Octobre (Le Voyage, 10)

Octobre
Photographie © AA

Clément resta quelque temps dans le monastère. Il y fit retraite, comme d’autres l’avaient fait avant lui.

Il se plia à la vie monastique et à ses privations. Elles n’étaient rien à côté de ce qu’il s’était infligé durant le mois précédent.

Là, il ne mangeait guère mais de façon régulière. Il dormait peu mais il se couchait à heures fixes et le lit était plus confortable que le sol pierreux de ses haltes précédentes.

Il retrouva la joie de se lever, de procéder à des ablutions matinales et de pouvoir changer régulièrement de vêtements.

Il aidait, c’était un échange de bons procédés. Il s’était attaché à son visiteur du premier matin, le suivait dans ses tâches, l’accompagnait dans ses oraisons. Les moines avaient pris l’habitude de ce drôle de couple qui partait après matines vers la bergerie, lâchait les brebis vers l’alpage dans un brouhaha de sonnailles et les suivait dans les prés, cahin-caha pour l’un, clopin-clopant pour l’autre.

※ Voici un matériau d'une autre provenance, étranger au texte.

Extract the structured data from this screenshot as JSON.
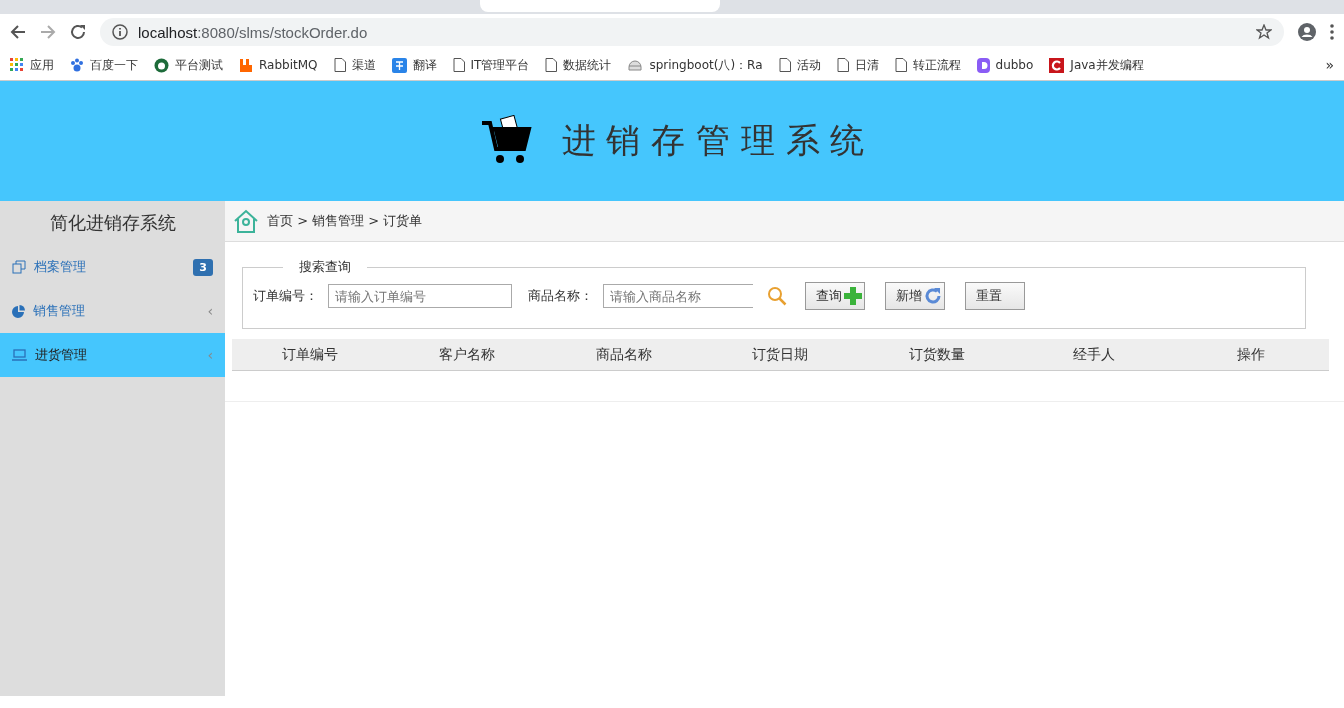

Ils n’allaient jamais très loin. Ils enfermaient les bêtes dans leur enclos électrifié et s’installaient pour de longues discussions sous un arbre en attendant qu’il fût l’heure de rentrer.

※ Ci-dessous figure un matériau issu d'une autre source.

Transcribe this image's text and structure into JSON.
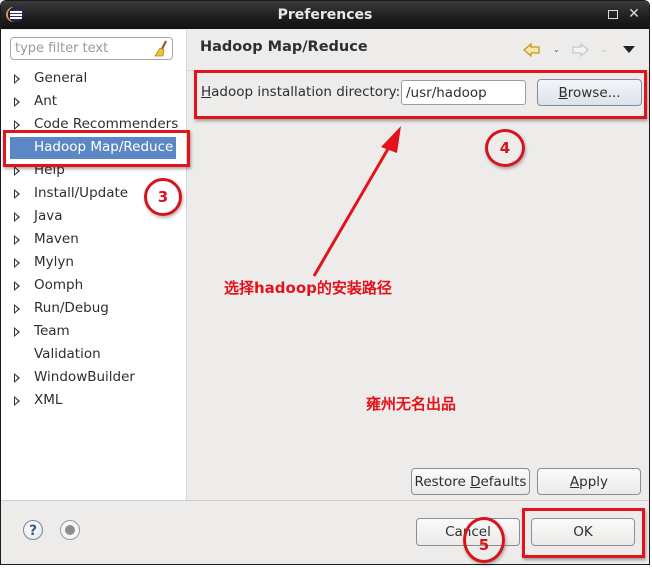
{
  "window": {
    "title": "Preferences",
    "icons": {
      "app": "eclipse-icon",
      "maximize": "maximize-icon",
      "close": "close-icon"
    }
  },
  "sidebar": {
    "filter_placeholder": "type filter text",
    "clear_icon": "broom-icon",
    "items": [
      {
        "label": "General",
        "expandable": true
      },
      {
        "label": "Ant",
        "expandable": true
      },
      {
        "label": "Code Recommenders",
        "expandable": true
      },
      {
        "label": "Hadoop Map/Reduce",
        "expandable": false,
        "selected": true
      },
      {
        "label": "Help",
        "expandable": true
      },
      {
        "label": "Install/Update",
        "expandable": true
      },
      {
        "label": "Java",
        "expandable": true
      },
      {
        "label": "Maven",
        "expandable": true
      },
      {
        "label": "Mylyn",
        "expandable": true
      },
      {
        "label": "Oomph",
        "expandable": true
      },
      {
        "label": "Run/Debug",
        "expandable": true
      },
      {
        "label": "Team",
        "expandable": true
      },
      {
        "label": "Validation",
        "expandable": false
      },
      {
        "label": "WindowBuilder",
        "expandable": true
      },
      {
        "label": "XML",
        "expandable": true
      }
    ]
  },
  "content": {
    "title": "Hadoop Map/Reduce",
    "nav": {
      "back": "back-arrow-icon",
      "back_menu": "⌄",
      "forward": "forward-arrow-icon",
      "forward_menu": "⌄",
      "view_menu": "view-menu-icon"
    },
    "field_label_mnemonic": "H",
    "field_label_rest": "adoop installation directory:",
    "directory_value": "/usr/hadoop",
    "browse_mnemonic": "B",
    "browse_rest": "rowse...",
    "restore_prefix": "Restore ",
    "restore_mnemonic": "D",
    "restore_rest": "efaults",
    "apply_mnemonic": "A",
    "apply_rest": "pply"
  },
  "bottom": {
    "help_icon": "help-icon",
    "record_icon": "record-macro-icon",
    "cancel_label": "Cancel",
    "ok_label": "OK"
  },
  "annotations": {
    "step3": "3",
    "step4": "4",
    "step5": "5",
    "hint": "选择hadoop的安装路径",
    "watermark": "雍州无名出品",
    "color": "#e3131b"
  }
}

Le vieux moine s’était entiché de Clément. Il avait senti que sa présence ne devait rien au hasard. Il s’était arrogé un rôle d’ange gardien, de mentor auprès de ce jeune homme qu’il sentait prêt à croire ou à désespérer.

Clément avait raconté son histoire, ses histoires en fait. Il avait fait de sa vie un nouveau conte que le vieil homme écoutait le plus souvent sans rien dire. Clément meublait alors le silence en lui livrant les bribes d’un récit décousu où se mêlaient étrangement des souvenirs de son amour et les histoires qu’il narrait près du lac.

Il présenta son amie, celle qu’il avait délaissée, mais aussi la fourmi de la forêt, la marmotte qu’il avait croisée et qui s’était enfuie, les fleurs roses et bleues qu’il avait failli cueillir, mais qu’il avait finalement épargnées car il refusait de se montrer cruel.

Il évoqua les chapelles et la Vierge Marie qui lui faisait tant de peine, il décrivit son voyage et le ciel si changeant des mois passés à ne plus savoir où aller.

Le moine quant à lui écoutait. Il regardait Clément et se disait qu’un jour prochain il partirait. Il ne resterait pas au monastère. Il portait trop d’amour en lui pour ne pas le partager avec d’autres. Une femme ? Peut-être. En tout cas, Clément ne serait pas moine, c’était sa seule certitude.

Ce qu’il fallait, c’était lui redonner envie de vivre et de rêver.

Lorsque Clément se tut enfin, après des journées pendant lesquelles rien de ce qui l’entourait ne semblait plus avoir d’importance, ils restèrent tous deux silencieux.

Le moine pensait que les paroles de Clément n’attendaient pas vraiment de réponse. Il avait seulement besoin de s’exprimer, de raconter tout ce qui lui tenait à cœur.

Le mois d’octobre s’acheva sans que Clément ne fixât le moment de son départ. Il s’était mis aux différents travaux ménagers. Le plancher de la chapelle reluisait et une bonne odeur de cire et de fleurs fraîches attendait les moines lorsqu’ils se rendaient aux vêpres après avoir vaqué à leurs occupations habituelles.

Clément fleurissait l’hôtel consacré à la Vierge Marie. Il avait disposé près de l’icône silencieuse des vases où s’épanouissaient les couleurs et d’où s’échappaient les parfums tendres de la prairie.

Travailler dans les champs, épierrer le potager, ramasser quelques fleurs était devenu son quotidien. Il n’y avait plus de question. Il avait trouvé seul ses réponses.